By construction XROOTD does not contain metadata information about the available files, so listing functionality is only limited to the data server nodes.
The idea behind is that you know from some other places which files you want (a catalog or a database) and then you ask the XROOTD system for those files.
The net result is that TFileCollection::AddFromDirectory via a redirector will not work.
To somewhat overcome this problem, recently support for FUSE-based fs-like mounting has been added to XROOTD: in this case the XROOTD cluster is seen as
a mounted disk on your machine, and directory listing should work. XrootdFS (that’s the name) is still somewhat experimental but there are several people trying
it out, so you may want to give a look and a try. See wt2.slac.stanford.edu/xrootdfs/).
I see that here an old discussion about wildcarding had something to do with TXNetFile and an xrootd cluster. Some people gets annoyed by the fact that it’s difficult to get the expected results when dealing with primitives which rely on some form of access to the list of files, i.e. metadata. Wildcarding can be considered one of these.

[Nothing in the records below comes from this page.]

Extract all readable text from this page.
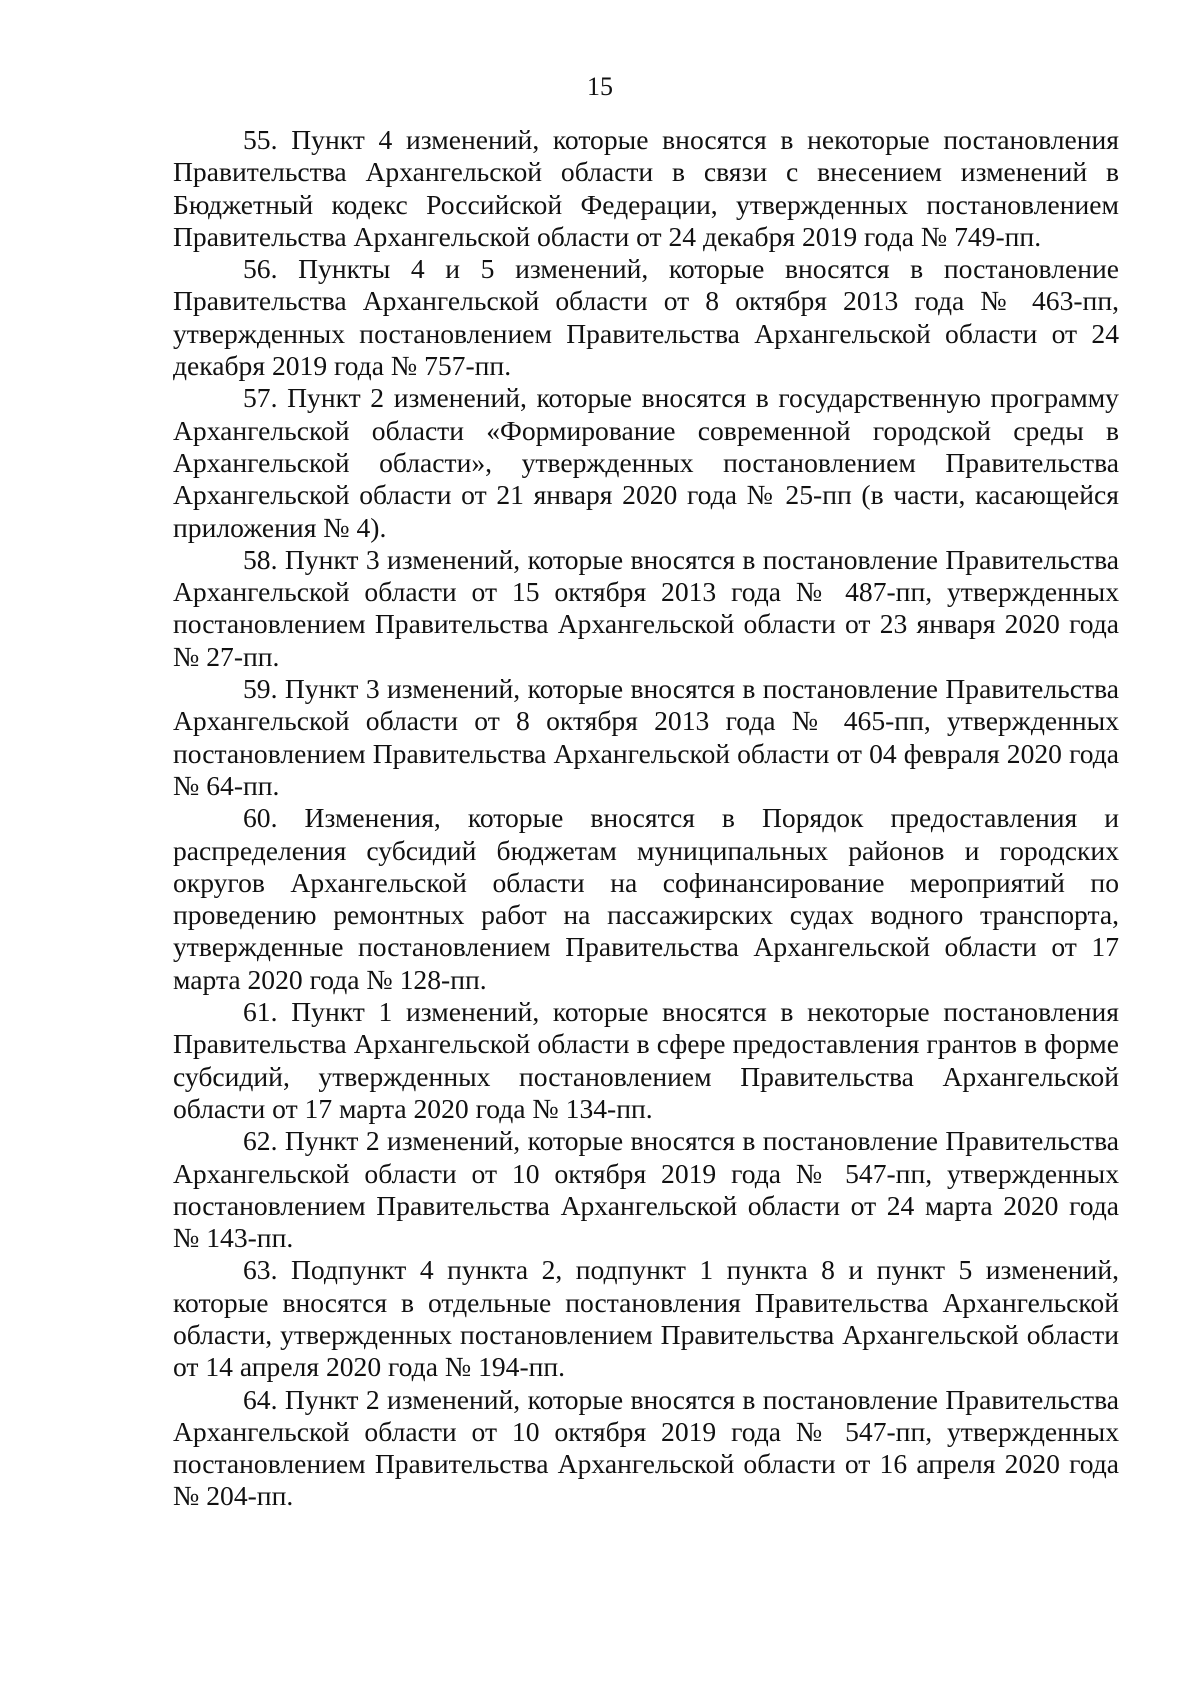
15

55. Пункт 4 изменений, которые вносятся в некоторые постановления Правительства Архангельской области в связи с внесением изменений в Бюджетный кодекс Российской Федерации, утвержденных постановлением Правительства Архангельской области от 24 декабря 2019 года № 749-пп.

56. Пункты 4 и 5 изменений, которые вносятся в постановление Правительства Архангельской области от 8 октября 2013 года № 463-пп, утвержденных постановлением Правительства Архангельской области от 24 декабря 2019 года № 757-пп.

57. Пункт 2 изменений, которые вносятся в государственную программу Архангельской области «Формирование современной городской среды в Архангельской области», утвержденных постановлением Правительства Архангельской области от 21 января 2020 года № 25-пп (в части, касающейся приложения № 4).

58. Пункт 3 изменений, которые вносятся в постановление Правительства Архангельской области от 15 октября 2013 года № 487-пп, утвержденных постановлением Правительства Архангельской области от 23 января 2020 года № 27-пп.

59. Пункт 3 изменений, которые вносятся в постановление Правительства Архангельской области от 8 октября 2013 года № 465-пп, утвержденных постановлением Правительства Архангельской области от 04 февраля 2020 года № 64-пп.

60. Изменения, которые вносятся в Порядок предоставления и распределения субсидий бюджетам муниципальных районов и городских округов Архангельской области на софинансирование мероприятий по проведению ремонтных работ на пассажирских судах водного транспорта, утвержденные постановлением Правительства Архангельской области от 17 марта 2020 года № 128-пп.

61. Пункт 1 изменений, которые вносятся в некоторые постановления Правительства Архангельской области в сфере предоставления грантов в форме субсидий, утвержденных постановлением Правительства Архангельской области от 17 марта 2020 года № 134-пп.

62. Пункт 2 изменений, которые вносятся в постановление Правительства Архангельской области от 10 октября 2019 года № 547-пп, утвержденных постановлением Правительства Архангельской области от 24 марта 2020 года № 143-пп.

63. Подпункт 4 пункта 2, подпункт 1 пункта 8 и пункт 5 изменений, которые вносятся в отдельные постановления Правительства Архангельской области, утвержденных постановлением Правительства Архангельской области от 14 апреля 2020 года № 194-пп.

64. Пункт 2 изменений, которые вносятся в постановление Правительства Архангельской области от 10 октября 2019 года № 547-пп, утвержденных постановлением Правительства Архангельской области от 16 апреля 2020 года № 204-пп.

From the pure xrootd perspective, to have access to ls-like primitives one has to do a much more complicated setup, and pass (in a local cluster) through FUSE or implement something specific. In that case he will have a server or a cluster whose only purpose is to give filesystem-like metadata, without affecting the data part. I agree, a mess for most small installations, but there are good reasons for this. Some descriptions and hints for these setups are visible in the latest xrootd-related presentations.
This apparently crude lack has to do with the emphasis that the xrootd system puts into the performance and scalability issues. The general idea is that as a repository grows and grows, these issues can become absolute showstoppers for a storage system. That’s the generic reason why it’s preferable to deal in other ways with primitives which are not scalable with respect to a pure storage system perspective. So, it’s preferable having one feature less from the beginning, from being sure that nothing will work at some point.
For a pure xrootd cluster, having global ls-like primitives, in the recent times, has become even more controversial, since you can build meta-clusters where the sub-clusters can be in different continents, and still contact a redirector which may be replicated in N different places (thus giving location-aware load balancing). With such deployments, having a global ls-like functionality can be even more considered as a very questionable feature.
This is not the correct place to deal with this, but the typical data analysis frameworks have some form of metadata catalog, which typically is accessed in an offline fashion. Doing this way, one can build a list of the interesting files and get access to them without worrying too much.